Kinematic fidelity was assessed by root‑mean‑square error (RMSE) of joint angles against experimental data; the ALL condition achieved the lowest errors (maximum 6.56° at the knee). External kinetics were evaluated by comparing simulated GRF waveforms to measured ones using complex Pearson correlation coefficients (CPCC). The ALL condition showed the highest CPCC values, statistically significant improvements over the baseline (p < 0.01). CoP trajectories also aligned closely with experimental data only when the CoP reward was present. Consequently, joint moments derived from the forward simulations in the ALL condition matched inverse‑dynamics moments far better than the MOIL baseline.
The key insight is that pure motion imitation can produce accurate joint trajectories while exploiting unrealistic foot‑ground interaction forces, leading to implausible joint torques. Incorporating GRF and CoP information forces the policy to respect physical contact constraints, yielding both kinematic and kinetic realism.

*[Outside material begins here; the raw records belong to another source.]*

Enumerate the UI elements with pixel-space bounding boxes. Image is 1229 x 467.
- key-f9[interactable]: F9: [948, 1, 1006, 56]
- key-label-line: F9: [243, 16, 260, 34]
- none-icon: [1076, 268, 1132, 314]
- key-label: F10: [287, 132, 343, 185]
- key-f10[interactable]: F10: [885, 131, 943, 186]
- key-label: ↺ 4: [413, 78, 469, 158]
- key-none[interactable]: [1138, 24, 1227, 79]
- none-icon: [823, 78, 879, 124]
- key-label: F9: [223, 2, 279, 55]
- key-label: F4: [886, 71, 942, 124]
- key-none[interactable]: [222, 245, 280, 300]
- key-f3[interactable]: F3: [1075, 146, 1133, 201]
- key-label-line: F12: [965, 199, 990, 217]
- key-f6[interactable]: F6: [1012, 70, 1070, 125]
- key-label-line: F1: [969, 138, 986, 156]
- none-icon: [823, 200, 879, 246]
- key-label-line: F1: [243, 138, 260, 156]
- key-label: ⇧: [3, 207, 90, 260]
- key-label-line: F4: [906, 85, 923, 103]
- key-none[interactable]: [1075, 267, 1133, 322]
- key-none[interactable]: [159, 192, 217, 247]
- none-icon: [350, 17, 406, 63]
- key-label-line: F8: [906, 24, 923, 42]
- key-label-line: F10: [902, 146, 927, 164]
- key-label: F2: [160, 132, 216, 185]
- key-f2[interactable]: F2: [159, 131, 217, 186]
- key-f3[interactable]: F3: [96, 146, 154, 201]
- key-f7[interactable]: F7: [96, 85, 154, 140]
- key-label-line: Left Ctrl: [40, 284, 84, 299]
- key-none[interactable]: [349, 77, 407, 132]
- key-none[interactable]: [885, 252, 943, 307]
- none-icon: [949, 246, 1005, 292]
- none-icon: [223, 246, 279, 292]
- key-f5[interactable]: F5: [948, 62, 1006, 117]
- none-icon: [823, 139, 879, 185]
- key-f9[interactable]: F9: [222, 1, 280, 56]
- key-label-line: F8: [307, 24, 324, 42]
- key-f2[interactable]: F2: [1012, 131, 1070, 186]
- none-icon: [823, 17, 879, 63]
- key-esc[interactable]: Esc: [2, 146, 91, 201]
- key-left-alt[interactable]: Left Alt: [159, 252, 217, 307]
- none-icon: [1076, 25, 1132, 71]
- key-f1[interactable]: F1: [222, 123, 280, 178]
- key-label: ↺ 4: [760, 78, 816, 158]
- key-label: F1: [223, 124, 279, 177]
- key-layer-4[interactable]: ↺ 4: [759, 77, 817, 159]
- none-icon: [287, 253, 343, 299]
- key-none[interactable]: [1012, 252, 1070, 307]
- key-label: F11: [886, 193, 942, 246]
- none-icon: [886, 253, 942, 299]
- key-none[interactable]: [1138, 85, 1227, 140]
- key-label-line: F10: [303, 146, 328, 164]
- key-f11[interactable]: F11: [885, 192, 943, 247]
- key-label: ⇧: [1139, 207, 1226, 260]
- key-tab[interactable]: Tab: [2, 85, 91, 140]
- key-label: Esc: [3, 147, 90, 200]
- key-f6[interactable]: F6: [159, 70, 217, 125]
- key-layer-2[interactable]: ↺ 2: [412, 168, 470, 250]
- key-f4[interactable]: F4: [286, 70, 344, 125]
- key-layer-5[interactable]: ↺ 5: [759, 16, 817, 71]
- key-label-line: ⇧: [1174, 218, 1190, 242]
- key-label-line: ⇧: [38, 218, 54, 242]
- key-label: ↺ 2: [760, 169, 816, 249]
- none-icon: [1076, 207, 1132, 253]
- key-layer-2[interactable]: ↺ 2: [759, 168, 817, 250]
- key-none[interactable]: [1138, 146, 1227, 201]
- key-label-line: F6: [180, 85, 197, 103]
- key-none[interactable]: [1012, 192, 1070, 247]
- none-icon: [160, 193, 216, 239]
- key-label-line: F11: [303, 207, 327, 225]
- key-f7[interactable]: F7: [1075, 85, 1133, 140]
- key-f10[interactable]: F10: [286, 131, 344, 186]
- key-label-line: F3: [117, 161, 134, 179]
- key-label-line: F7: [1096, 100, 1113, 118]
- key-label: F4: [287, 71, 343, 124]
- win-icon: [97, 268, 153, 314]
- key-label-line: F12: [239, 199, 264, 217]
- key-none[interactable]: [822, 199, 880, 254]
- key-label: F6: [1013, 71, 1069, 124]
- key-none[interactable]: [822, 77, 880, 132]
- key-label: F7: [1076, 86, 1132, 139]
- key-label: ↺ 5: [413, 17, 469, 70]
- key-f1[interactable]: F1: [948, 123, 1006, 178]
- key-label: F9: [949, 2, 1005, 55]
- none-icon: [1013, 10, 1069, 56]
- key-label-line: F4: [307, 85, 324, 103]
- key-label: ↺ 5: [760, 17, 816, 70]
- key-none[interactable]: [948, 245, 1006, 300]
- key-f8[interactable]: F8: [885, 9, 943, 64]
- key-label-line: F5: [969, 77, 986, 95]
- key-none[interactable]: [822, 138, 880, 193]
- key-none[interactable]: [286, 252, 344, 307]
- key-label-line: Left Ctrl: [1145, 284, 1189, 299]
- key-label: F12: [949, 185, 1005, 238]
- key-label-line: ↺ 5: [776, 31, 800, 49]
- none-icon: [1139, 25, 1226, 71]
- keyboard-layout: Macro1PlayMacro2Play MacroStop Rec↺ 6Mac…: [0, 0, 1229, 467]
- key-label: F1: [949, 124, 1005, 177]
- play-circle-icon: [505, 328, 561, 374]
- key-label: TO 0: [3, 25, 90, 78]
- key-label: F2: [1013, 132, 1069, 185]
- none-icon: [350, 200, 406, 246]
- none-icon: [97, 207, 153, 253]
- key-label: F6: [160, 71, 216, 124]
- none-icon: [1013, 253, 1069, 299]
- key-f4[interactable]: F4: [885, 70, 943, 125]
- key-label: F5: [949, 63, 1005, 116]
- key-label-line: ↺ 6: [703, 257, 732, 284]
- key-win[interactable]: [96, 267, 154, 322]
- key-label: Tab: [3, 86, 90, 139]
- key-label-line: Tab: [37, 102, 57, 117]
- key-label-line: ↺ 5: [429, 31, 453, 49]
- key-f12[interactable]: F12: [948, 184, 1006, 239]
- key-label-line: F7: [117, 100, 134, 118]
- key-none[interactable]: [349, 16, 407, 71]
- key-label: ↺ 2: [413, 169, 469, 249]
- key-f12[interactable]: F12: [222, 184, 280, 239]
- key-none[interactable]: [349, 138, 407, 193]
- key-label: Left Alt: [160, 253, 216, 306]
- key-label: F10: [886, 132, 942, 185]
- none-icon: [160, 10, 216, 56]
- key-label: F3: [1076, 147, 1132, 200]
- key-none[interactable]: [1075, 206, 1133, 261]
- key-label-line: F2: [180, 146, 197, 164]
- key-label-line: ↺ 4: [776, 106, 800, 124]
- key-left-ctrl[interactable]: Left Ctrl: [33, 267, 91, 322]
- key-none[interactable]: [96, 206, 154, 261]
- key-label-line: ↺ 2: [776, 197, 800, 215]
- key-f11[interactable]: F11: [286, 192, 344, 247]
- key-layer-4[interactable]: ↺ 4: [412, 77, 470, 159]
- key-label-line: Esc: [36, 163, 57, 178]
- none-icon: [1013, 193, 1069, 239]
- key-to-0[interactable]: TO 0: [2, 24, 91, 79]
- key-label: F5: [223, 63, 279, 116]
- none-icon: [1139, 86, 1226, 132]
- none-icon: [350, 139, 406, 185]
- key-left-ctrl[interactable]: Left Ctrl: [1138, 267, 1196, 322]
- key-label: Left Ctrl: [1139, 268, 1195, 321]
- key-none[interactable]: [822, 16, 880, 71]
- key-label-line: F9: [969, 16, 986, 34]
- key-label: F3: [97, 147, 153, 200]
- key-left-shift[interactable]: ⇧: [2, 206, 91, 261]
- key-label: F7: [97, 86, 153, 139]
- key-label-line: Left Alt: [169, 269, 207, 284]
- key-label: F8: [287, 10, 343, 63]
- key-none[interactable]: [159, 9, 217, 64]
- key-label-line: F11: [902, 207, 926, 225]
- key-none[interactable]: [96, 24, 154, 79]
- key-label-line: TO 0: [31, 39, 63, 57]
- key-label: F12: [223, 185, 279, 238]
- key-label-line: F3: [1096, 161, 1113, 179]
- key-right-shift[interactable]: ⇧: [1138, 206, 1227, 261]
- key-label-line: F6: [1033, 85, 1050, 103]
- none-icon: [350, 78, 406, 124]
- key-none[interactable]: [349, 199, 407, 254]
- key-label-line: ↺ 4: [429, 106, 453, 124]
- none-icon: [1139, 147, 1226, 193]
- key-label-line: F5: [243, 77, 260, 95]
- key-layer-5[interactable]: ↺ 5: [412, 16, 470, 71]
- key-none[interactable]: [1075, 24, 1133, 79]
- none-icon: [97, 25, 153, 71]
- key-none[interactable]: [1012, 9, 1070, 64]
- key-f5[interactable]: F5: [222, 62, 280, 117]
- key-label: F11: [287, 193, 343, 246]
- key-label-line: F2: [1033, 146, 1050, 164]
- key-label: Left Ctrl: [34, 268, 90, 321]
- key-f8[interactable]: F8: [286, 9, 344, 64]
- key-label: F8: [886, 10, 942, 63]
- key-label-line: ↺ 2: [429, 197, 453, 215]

This suggests that for applications in biomechanics, clinical gait analysis, and wearable‑robot co‑design, kinetic‑aware reward shaping is essential.
Limitations include the use of a single subject, a single walking speed, and only sagittal‑plane GRF components. Muscle activation patterns and electromyographic data were not modeled. Future work should extend the framework to diverse populations, multiple gait tasks, and multimodal sensory inputs (e.g., EMG) to further improve the physiological fidelity and to enable real‑time deployment in wearable robotic controllers.